In heaven, two things will change. First, justice will no longer be something abstract but something concrete. What this experience is like we do not know, but there are no abstractions in heaven. Second, passions will no longer go ahead of reason. This means the blessed will be able to separate the reasons for their joy from the causes of their sorrow. In other words, they will rejoice because God’s justice is done while still having active charity and goodwill towards those who are damned. What they will not do however is feel sorry for them.
In essence what St Thomas is saying is that the blessed do not take pleasure in the sufferings of the damned. The pleasure that they take is in the goodness of divine justice. Neither do they feel pity for the damned because they have no reason to. Yet, they still actively will the good of the damned just as God does.

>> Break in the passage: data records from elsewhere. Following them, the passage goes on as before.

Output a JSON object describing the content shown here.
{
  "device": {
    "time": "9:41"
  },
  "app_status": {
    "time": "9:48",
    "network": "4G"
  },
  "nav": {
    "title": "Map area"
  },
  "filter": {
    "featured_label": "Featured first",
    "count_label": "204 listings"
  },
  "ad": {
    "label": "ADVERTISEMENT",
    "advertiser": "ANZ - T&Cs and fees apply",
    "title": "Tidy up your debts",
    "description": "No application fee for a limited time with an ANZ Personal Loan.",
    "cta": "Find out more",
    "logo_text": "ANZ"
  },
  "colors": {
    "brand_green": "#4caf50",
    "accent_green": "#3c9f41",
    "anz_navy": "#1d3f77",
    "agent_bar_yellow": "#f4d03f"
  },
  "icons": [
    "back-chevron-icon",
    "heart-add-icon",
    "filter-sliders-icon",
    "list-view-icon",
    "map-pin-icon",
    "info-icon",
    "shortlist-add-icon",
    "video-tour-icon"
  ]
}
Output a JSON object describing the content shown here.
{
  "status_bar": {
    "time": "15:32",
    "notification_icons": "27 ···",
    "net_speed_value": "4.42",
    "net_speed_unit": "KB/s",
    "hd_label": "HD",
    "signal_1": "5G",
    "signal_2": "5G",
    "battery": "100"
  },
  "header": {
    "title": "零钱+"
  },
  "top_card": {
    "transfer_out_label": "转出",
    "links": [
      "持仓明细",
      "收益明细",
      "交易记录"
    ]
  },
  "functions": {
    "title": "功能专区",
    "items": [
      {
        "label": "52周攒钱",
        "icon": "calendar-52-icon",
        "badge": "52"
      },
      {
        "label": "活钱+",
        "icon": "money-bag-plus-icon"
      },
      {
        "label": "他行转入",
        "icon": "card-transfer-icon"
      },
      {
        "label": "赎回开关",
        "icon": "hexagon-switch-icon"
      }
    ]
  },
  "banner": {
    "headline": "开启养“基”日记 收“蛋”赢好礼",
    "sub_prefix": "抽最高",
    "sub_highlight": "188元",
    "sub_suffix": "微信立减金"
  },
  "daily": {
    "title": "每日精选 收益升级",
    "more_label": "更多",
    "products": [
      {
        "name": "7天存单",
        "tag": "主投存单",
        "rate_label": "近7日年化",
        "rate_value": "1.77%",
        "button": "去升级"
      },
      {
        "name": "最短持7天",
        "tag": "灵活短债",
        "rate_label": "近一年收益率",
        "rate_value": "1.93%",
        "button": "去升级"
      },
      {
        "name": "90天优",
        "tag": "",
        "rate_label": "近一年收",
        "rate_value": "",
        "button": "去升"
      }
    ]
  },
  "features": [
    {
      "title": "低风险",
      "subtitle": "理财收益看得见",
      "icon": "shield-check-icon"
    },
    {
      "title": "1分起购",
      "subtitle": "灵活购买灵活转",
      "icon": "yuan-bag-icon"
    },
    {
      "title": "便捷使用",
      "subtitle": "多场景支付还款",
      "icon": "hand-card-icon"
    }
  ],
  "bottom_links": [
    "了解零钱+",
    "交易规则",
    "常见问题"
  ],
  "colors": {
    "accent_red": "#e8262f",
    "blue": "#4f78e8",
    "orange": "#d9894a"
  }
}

While this discussion may be philosophically satisfying, will it ultimately satisfy an atheist interlocutor? Probably not. The reason is because of their conception of happiness. Without a proper understanding of what it means to be happy none of this makes sense. To the modern mind, happiness is synonymous with contentment. It is seen subjectively as a temporary feeling that is dependent on external circumstances. That the word happy comes from the Old English word for “chance” is a perfect illustration of this. Classically understood though, happiness is a translation of the Greek word eudaemonia which defines happiness as a condition of the soul that finds its ultimate fulfillment in the beatific vision. The point is that this is a question that can only be answered satisfactorily from the inside. Until one is convinced that having God means having everything and that not having God is nothing, it becomes little more than a red herring. Best to turn the tables on them Socratically and ask them what they mean by “happy.”